Preface — the question, honestly stated
An on-chain program is a curious kind of mind. It is immortal, deterministic, and blind. It cannot see the world; it can only see numbers presented to it and check, against a public key, whether a number is a valid signature. From this single faculty — “this account carried a signature that verifies” — Solana builds its entire notion of authority. A program does not know who you are; it knows only that something able to sign for a certain public key consented to this transaction.
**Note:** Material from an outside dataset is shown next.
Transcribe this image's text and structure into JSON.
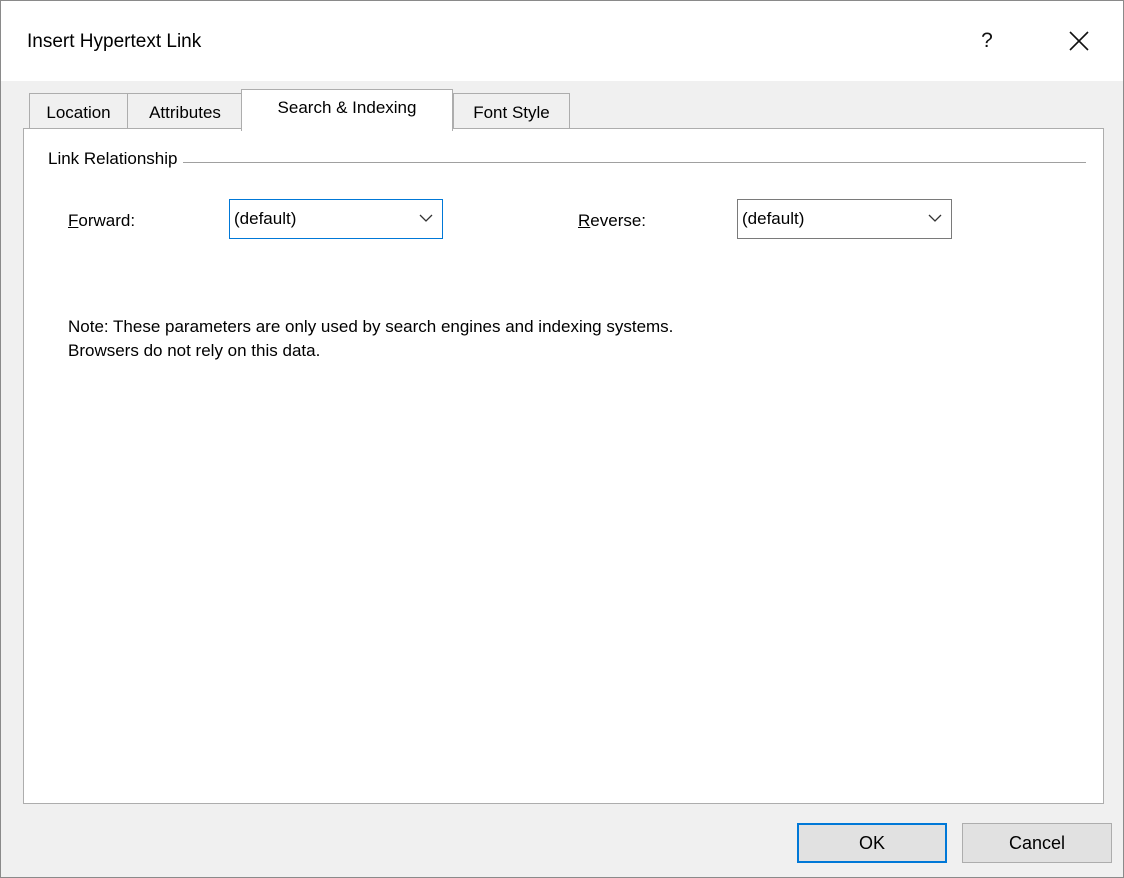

Into this world of keys we wish to introduce a deed: the act of verifying
that a domain’s DNS record _solana.authority.<domain> contains a public key
k. Today the system smuggles that deed onto the chain by proxy. A trusted human —
the postmaster — performs the deed off-chain and then signs, and the chain
accepts the signature as a token standing in for the deed. This is the whole
of the self-service automation tension: to make the deed automatic, someone must
place the postmaster’s whole key — authorize, deactivate, sweep, retune — hot on
an internet-facing host, because the chain has no way to trust the deed itself,
only the key that vouches for it.
The commissioning question is therefore this:
How may an off-chain agent prove to an on-chain program — a mind that reasons only in public-key cryptography — that it possesses a behaviour, in the same unforgeable way one proves possession of a private key, so that the program may accept a call which presumes that behaviour?
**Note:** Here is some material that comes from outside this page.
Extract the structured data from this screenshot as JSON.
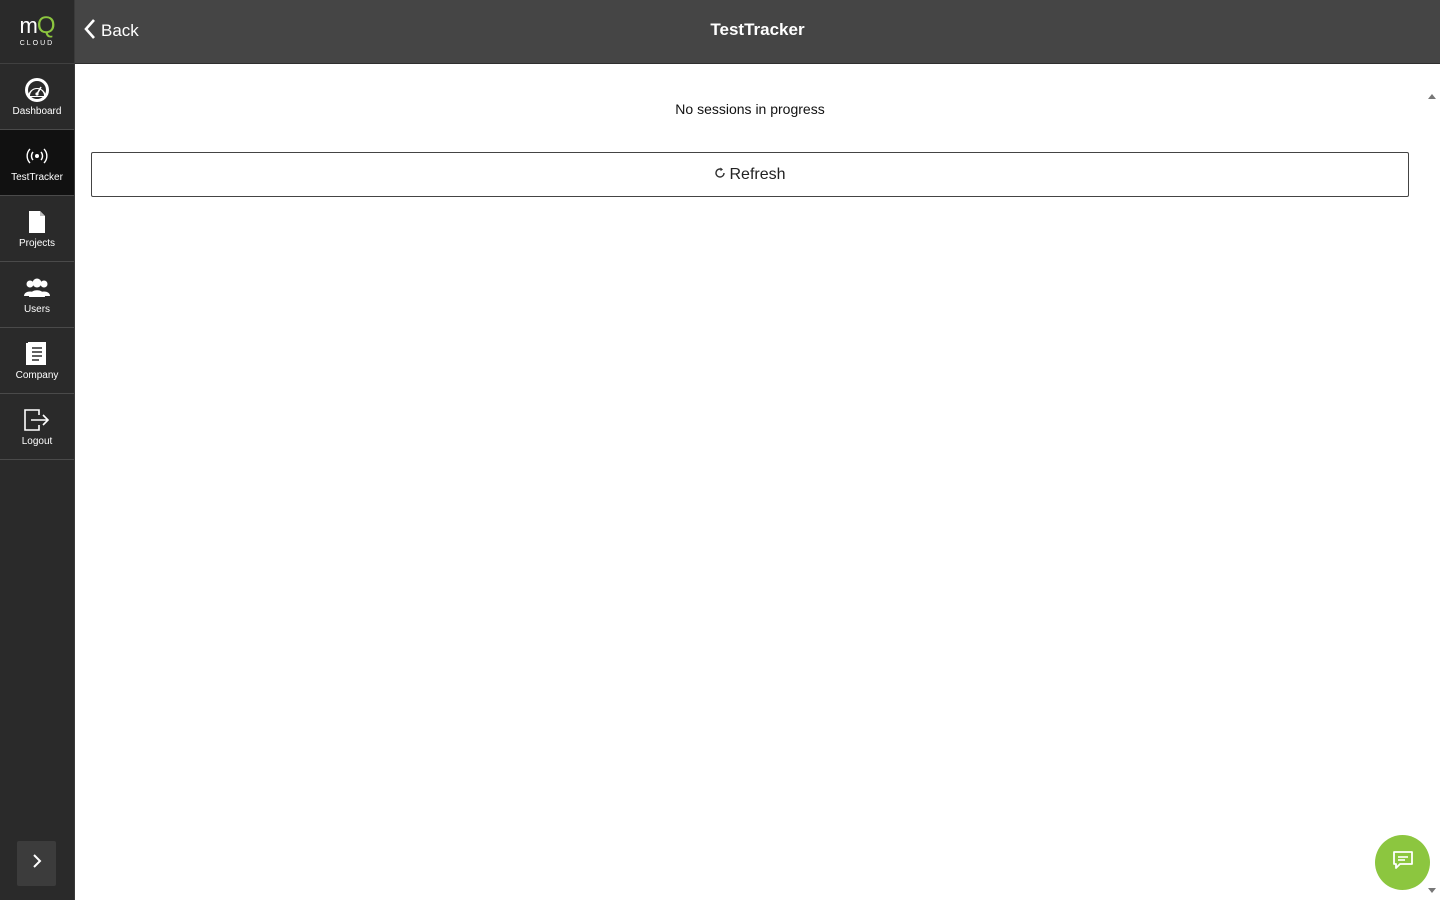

The correspondent’s own first conjecture was elegant: invent a language in which
behaviours are written as canonical byte-sequences, and let an agent prove it
has behaviour B by exhibiting that hash(agent) = hash(B) — the private key
made implicit in the agent’s own binary structure. We will honour that
conjecture by taking it apart precisely (it fails, and instructively), and then
by rebuilding its true form, which turns out to be realisable.
Method. In imitation of the Principia I proceed by Definitions, then
Laws, then Books of Propositions with their proofs and Scholia
(commentaries, several drawn from the literature of imagined machines, since the
commission invited Asimov and Star Trek to the table). Book I is
theory; Book II is the taxonomy of solutions; Book III
applies the whole to the concrete CreateDomain instruction.